L’application StopCovid va voir le jour, mais pour quelle efficacité et quels risques ? C’est tout l’enjeu des longs débats qui agitent le secrétariat d’État au Numérique, depuis le début des mesures de confinement de mars qui visent à endiguer la pandémie de coronavirus. Et certains éléments de communication du gouvernement n’aident pas à y voir plus clair, comme Numerama a pu le remarquer en épluchant le nouveau site officiel dédié à StopCovid, mis en ligne le 21 mai 2020 et accompagné d’un communiqué de presse.
Dans cette foire aux questions, le ministère de l’Économie assurait que « le taux d’équipement en smartphone a, par ailleurs, beaucoup progressé en France ces dernières années : il était de 95% en 2019 », ce qui est faux. Comme on peut le lire dans le Baromètre du numérique de 2019, réalisé en partie par l’Arcep et hébergé par le même ministère de l’Économie, seuls 77 % des Français étaient équipés d’un smartphone en 2019.

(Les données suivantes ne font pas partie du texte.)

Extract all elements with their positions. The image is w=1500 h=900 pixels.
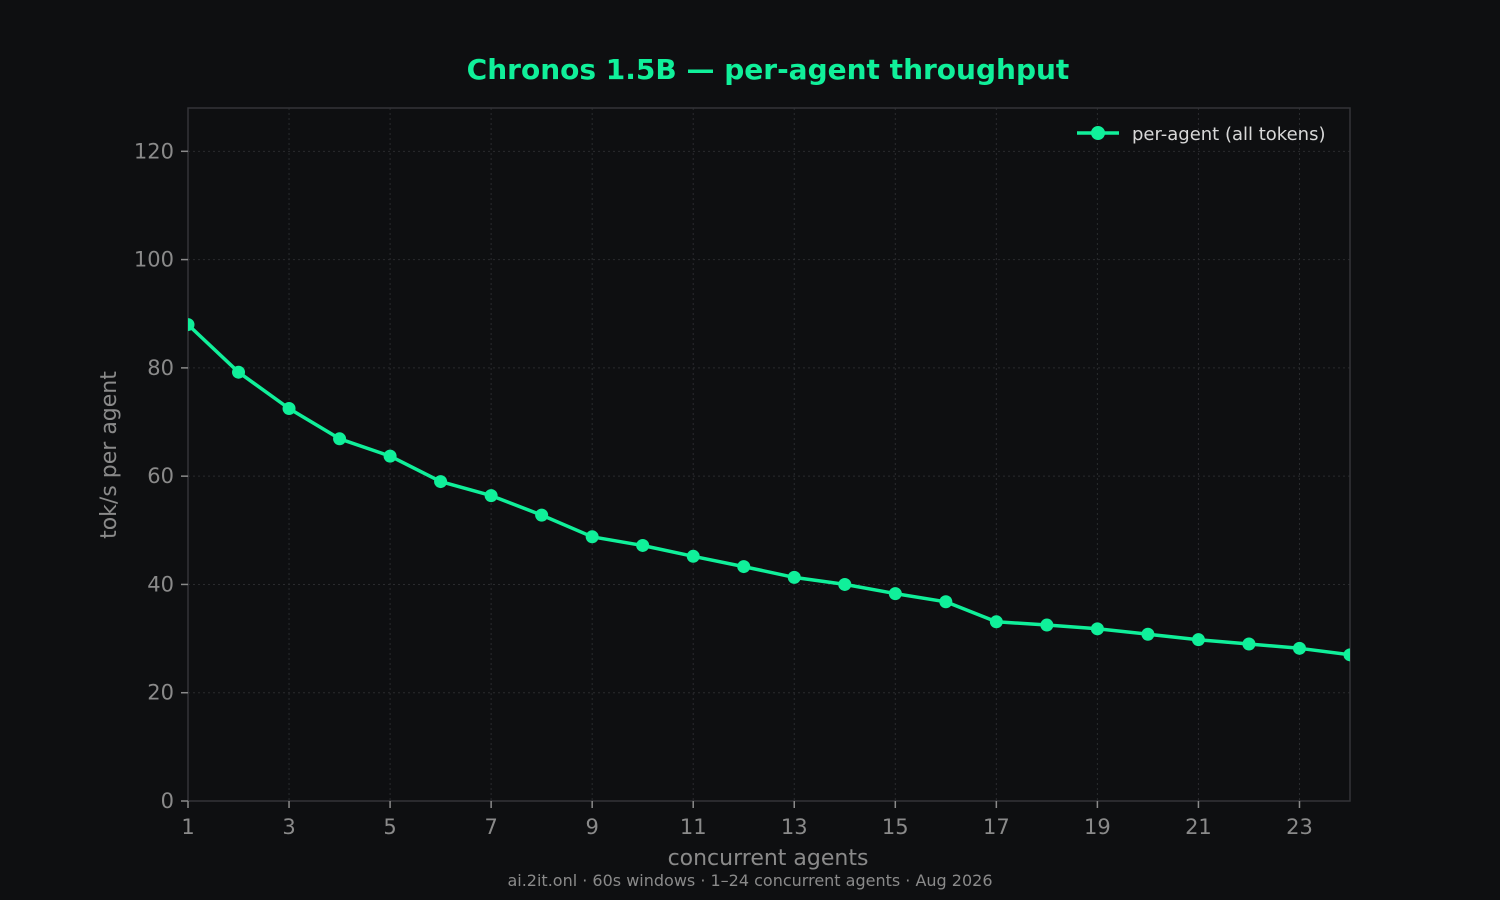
data-point[interactable] xyxy=(1242,637,1256,651)
data-point[interactable] xyxy=(484,489,498,503)
data-point[interactable] xyxy=(989,615,1003,629)
x-tick-label: 1 xyxy=(181,815,194,839)
data-point[interactable] xyxy=(888,587,902,601)
data-point[interactable] xyxy=(585,530,599,544)
data-point[interactable] xyxy=(232,365,246,379)
data-point[interactable] xyxy=(939,595,953,609)
plot-frame xyxy=(187,107,1351,802)
data-point[interactable] xyxy=(535,508,549,522)
chart-title: Chronos 1.5B — per-agent throughput xyxy=(467,53,1070,86)
x-axis-label: concurrent agents xyxy=(668,846,869,871)
x-tick-label: 11 xyxy=(680,815,707,839)
data-point[interactable] xyxy=(182,318,195,332)
y-tick-label: 20 xyxy=(147,681,174,705)
x-axis-ticks: 1 3 5 7 9 11 13 15 17 19 21 23 xyxy=(181,801,1313,839)
x-tick-label: 21 xyxy=(1185,815,1212,839)
data-point[interactable] xyxy=(434,475,448,489)
series-line xyxy=(188,323,1350,657)
y-tick-label: 40 xyxy=(147,572,174,596)
series-group xyxy=(182,318,1357,662)
y-tick-label: 60 xyxy=(147,464,174,488)
data-point[interactable] xyxy=(383,449,397,463)
footer-note: ai.2it.onl · 60s windows · 1–24 concurre… xyxy=(507,871,992,890)
x-tick-label: 17 xyxy=(983,815,1010,839)
y-tick-label: 80 xyxy=(147,356,174,380)
data-point[interactable] xyxy=(636,538,650,552)
x-tick-label: 15 xyxy=(882,815,909,839)
data-point[interactable] xyxy=(1141,627,1155,641)
data-point[interactable] xyxy=(1343,648,1357,662)
data-point[interactable] xyxy=(333,432,347,446)
x-tick-label: 13 xyxy=(781,815,808,839)
x-tick-label: 5 xyxy=(383,815,396,839)
data-point[interactable] xyxy=(1292,641,1306,655)
data-point[interactable] xyxy=(686,549,700,563)
series-layer xyxy=(182,318,1357,662)
data-point[interactable] xyxy=(838,577,852,591)
data-point[interactable] xyxy=(1040,618,1054,632)
y-axis-label: tok/s per agent xyxy=(97,371,122,539)
data-point[interactable] xyxy=(282,401,296,415)
legend-entry-label: per-agent (all tokens) xyxy=(1132,124,1325,145)
legend[interactable]: per-agent (all tokens) xyxy=(1077,124,1325,145)
y-tick-label: 120 xyxy=(134,139,174,163)
x-tick-label: 23 xyxy=(1286,815,1313,839)
x-tick-label: 7 xyxy=(484,815,497,839)
legend-marker-swatch xyxy=(1091,126,1105,140)
x-tick-label: 9 xyxy=(585,815,598,839)
data-point[interactable] xyxy=(787,570,801,584)
data-point[interactable] xyxy=(1090,622,1104,636)
y-tick-label: 100 xyxy=(134,248,174,272)
y-axis-ticks: 0 20 40 60 80 100 120 xyxy=(134,139,188,813)
data-point[interactable] xyxy=(737,560,751,574)
data-point[interactable] xyxy=(1191,633,1205,647)
x-tick-label: 3 xyxy=(282,815,295,839)
x-tick-label: 19 xyxy=(1084,815,1111,839)
y-tick-label: 0 xyxy=(161,789,174,813)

Tout porte à croire qu’il s’agissait d’une erreur d’interprétation des données du Baromètre du numérique de 2019 : 77 % de la population dispose d’un smartphone, tandis que 95 % a un téléphone mobile (smartphone + téléphone classique). Le site officiel a d’ailleurs corrigé cette donnée, une heure après que nous avons mentionné l’existence de cette coquille sur Twitter, et juste avant publication de cet article.
Les erreurs, surtout lorsqu’elles concernent des données chiffrées, peuvent arriver. Toutefois, cette différence est loin d’être anecdotique : si 23 % de la population n’a pas de smartphone, cela représente près d’un Français sur quatre qui sera, de facto, exclu de l’outil StopCovid. Et cette mise à la marge est en fait encore plus forte selon les tranches d’âge.
Toujours selon les données du Baromètre du numérique en 2019, la proportion des Français équipés en smartphones décline à mesure que l’âge de la personne augmente : au-delà de 60 ans, ils ne sont plus que 62 % à avoir un smartphone, et ce pourcentage baisse à 44 % pour les plus de 70 ans.
Or les plus de 60 ans sont justement les personnes les plus « à risque » de développer des complications après avoir été infectées par le coronavirus : on peut se le représenter grâce à cet excellent graphique de France Info, mis à jour en temps réel chaque jour à partir des données de Santé publique France. Les plus de 60 ans représentent près de 95 % des décès liés au coronavirus, 85 % des hospitalisations et 70 % des transferts en réanimation.
En résumé, l’application StopCovid, qui vise à aider à réaliser le traçage du potentiel cheminement de la maladie à travers les Français (qui est de toute manière réalisé depuis le début de l’épidémie, de base, sans outil numérique, par des moyens humains), sera majoritairement utilisée par les tranches d’âges qui sont le moins à risque de développer des complications de la maladie.
Ceci étant dit, il convient de rappeler que le but du contact tracing est à la fois d’avertir une personne sur sa possible contamination, mais aussi de lui éviter de contaminer d’autres citoyens. Une personne jeune et qui a peu de risques d’être très malade peut contaminer des personnes plus âgées, plus sensibles : l’app StopCovid permettrait donc, si elle fonctionne, de réduire les risques de ce côté-là. Il s’agira donc moins d’avertir des personnes âgées (au vu du faible taux de pénétration des smartphones dans cette tranche d’âge, et sans compter un plus faible degré de compréhension des outils numériques) que d’éviter que des personnes moins à risque ne leur transmettent le virus.
L’adoption, clé de StopCovid ?
StopCovid est une application, censée être disponible à partir de juin, si son fonctionnement était accepté par un vote au Parlement, qui permettrait d’alerter des utilisateurs s’ils ont été en contact avec une personne testée positive au virus SARS-CoV-2. Il s’agit d’un outil technologique qui fonctionnera par Bluetooth, selon un protocole centralisé que la France est un des rares pays à avoir choisi, contre une solution décentralisée proposée par Apple et Google. De nombreuses inconnues, notamment technologiques et sur les risques de faux positifs ou négatifs, demeurent.
Pour balayer les inquiétudes sur la possible inefficacité d’un dispositif qui a déjà coûté beaucoup en termes de développement, mais aussi d’occupation de l’espace médiatique et de temps politique, Cédric O a un argument-massue : l’app StopCovid peut être efficace à partir d’une très faible quantité d’utilisateurs. En somme, si l’on arrive à sauver une poignée de vies grâce à ce système de détection, alors StopCovid sera jugée efficace. À ce jour, en Europe, les apps d’aide au tracing peinent en tout cas à prouver leur utilité.